Amos Luzzatto è tra quelli che sembra attribuire almeno in parte la responsabilità di un così critico giudizio verso Israele a un'informazione europea non equilibrata. «Se in televisione si fa vedere un carro armato israeliano e un bambino palestinese, allora è chiaro dove va la simpatia dello spettatore». Purtroppo le cose non vanno così. Le posizioni più critiche verso Israele nel sondaggio derivano dalla fascia di popolazione più colta e in ogni caso tutte le televisioni d'Europa hanno fatto vedere correttamente e puntualmente tutte le immagini, anche le più crude, delle stragi di civili israeliani innocenti compiute in questi anni. Il bilancio dei morti è sempre tragico e semmai andrebbe riconosciuto onestamente che poco abbiamo visto di Jenin e meno ancora di Rachel Corrie, la pacifista americana schiacciata da un bulldozer mentre cercava di impedire una demolizione di case. In quei giorni, per esempio, il sito della Cnn dedicava 15 pezzi alla giovane donna soldato Jessica Lynch, ferita e liberata in Iraq, mentre l'altrettanto giovane e altrettanto americana Rachel Corrie, compariva due volte soltanto. Di quella morte e dei suoi responsabili nulla si è più saputo e questa è anche colpa di tutti noi che facciamo i giornalisti.

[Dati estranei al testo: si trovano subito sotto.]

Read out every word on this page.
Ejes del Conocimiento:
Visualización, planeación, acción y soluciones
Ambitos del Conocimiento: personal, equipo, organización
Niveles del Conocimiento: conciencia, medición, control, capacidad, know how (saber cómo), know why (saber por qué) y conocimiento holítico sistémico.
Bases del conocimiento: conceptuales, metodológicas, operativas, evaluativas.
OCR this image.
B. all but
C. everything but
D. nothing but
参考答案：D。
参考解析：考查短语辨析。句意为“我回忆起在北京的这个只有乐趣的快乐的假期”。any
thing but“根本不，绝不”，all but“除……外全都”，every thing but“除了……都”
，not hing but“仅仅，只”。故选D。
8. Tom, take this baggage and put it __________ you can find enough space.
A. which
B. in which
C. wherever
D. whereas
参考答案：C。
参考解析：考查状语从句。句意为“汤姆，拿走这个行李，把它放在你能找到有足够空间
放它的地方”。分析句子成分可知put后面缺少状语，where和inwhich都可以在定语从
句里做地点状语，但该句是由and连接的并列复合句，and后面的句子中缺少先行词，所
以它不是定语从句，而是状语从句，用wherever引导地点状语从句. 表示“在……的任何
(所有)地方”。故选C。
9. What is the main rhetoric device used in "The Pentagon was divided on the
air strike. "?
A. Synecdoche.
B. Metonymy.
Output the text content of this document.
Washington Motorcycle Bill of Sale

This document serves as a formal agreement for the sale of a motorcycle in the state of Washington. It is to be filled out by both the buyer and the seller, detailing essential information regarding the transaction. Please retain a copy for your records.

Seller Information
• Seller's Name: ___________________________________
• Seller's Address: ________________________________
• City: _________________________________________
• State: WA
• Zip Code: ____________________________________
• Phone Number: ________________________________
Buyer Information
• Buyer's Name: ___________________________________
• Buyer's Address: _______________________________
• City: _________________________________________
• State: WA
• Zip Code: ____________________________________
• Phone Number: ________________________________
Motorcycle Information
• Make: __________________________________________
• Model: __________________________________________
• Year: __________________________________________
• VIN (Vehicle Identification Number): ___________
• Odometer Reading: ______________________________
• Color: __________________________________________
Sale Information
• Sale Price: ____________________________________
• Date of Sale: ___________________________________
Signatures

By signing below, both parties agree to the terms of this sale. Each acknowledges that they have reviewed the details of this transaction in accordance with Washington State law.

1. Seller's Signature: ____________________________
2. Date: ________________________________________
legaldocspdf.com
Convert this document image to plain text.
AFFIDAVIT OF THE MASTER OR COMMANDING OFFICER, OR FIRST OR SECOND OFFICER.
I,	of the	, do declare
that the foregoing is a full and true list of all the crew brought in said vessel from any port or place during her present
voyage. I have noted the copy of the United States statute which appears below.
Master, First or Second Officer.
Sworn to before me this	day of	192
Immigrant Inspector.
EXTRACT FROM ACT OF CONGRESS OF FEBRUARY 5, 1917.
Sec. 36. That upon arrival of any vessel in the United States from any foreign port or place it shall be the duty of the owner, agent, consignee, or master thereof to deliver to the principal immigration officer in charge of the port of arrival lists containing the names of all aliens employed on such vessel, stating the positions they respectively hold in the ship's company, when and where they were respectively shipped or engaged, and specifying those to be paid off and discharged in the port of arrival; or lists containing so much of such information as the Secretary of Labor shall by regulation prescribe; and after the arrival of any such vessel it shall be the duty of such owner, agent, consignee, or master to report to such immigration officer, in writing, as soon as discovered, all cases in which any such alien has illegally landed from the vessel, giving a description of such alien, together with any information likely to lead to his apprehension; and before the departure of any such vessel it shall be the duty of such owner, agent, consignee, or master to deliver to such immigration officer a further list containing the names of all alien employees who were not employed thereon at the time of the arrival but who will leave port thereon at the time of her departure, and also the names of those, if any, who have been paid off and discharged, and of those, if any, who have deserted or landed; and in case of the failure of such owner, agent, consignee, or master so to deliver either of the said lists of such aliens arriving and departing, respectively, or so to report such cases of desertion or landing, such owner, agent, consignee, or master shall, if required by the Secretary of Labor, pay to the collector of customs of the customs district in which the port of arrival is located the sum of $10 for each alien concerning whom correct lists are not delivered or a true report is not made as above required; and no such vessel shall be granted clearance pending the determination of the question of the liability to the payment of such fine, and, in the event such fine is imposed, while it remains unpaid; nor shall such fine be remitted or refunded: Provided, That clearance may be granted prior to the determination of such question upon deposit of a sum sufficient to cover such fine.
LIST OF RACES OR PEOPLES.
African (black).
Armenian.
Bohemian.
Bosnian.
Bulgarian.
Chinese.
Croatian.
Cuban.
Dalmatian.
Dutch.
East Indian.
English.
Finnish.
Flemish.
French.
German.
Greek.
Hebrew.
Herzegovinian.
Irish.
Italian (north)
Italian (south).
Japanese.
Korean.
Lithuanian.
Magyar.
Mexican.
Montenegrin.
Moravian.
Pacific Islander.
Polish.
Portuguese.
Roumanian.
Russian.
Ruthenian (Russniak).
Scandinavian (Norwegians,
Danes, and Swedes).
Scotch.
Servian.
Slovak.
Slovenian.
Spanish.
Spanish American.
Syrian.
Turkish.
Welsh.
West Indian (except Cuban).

Il fatto è che i media sono troppo spesso la prima scusa che dirigenti d'azienda e politici assumono volentieri come responsabili del fatto che «non sono capiti» o adeguatamente rappresentati. In questo caso sono tutti uguali, Berlusconi come D'Alema, Bill Gates come Luzzatto. Noi giornalisti di fronte a queste critiche non dobbiamo indignarci: fanno parte del mestiere, ma sarà utile far notare a chi le formula che a parte i casi gravi di consapevole disinformazione, attribuire ai media la colpa della propria cattiva immagine sarà forse consolatorio, ma è del tutto inutile. I giornali magari saranno prevenuti verso la tale marca di tortellini, ma se anche i sondaggi danno risultati negativi, forse è il ripieno che va ripensato e non solo l'immagine.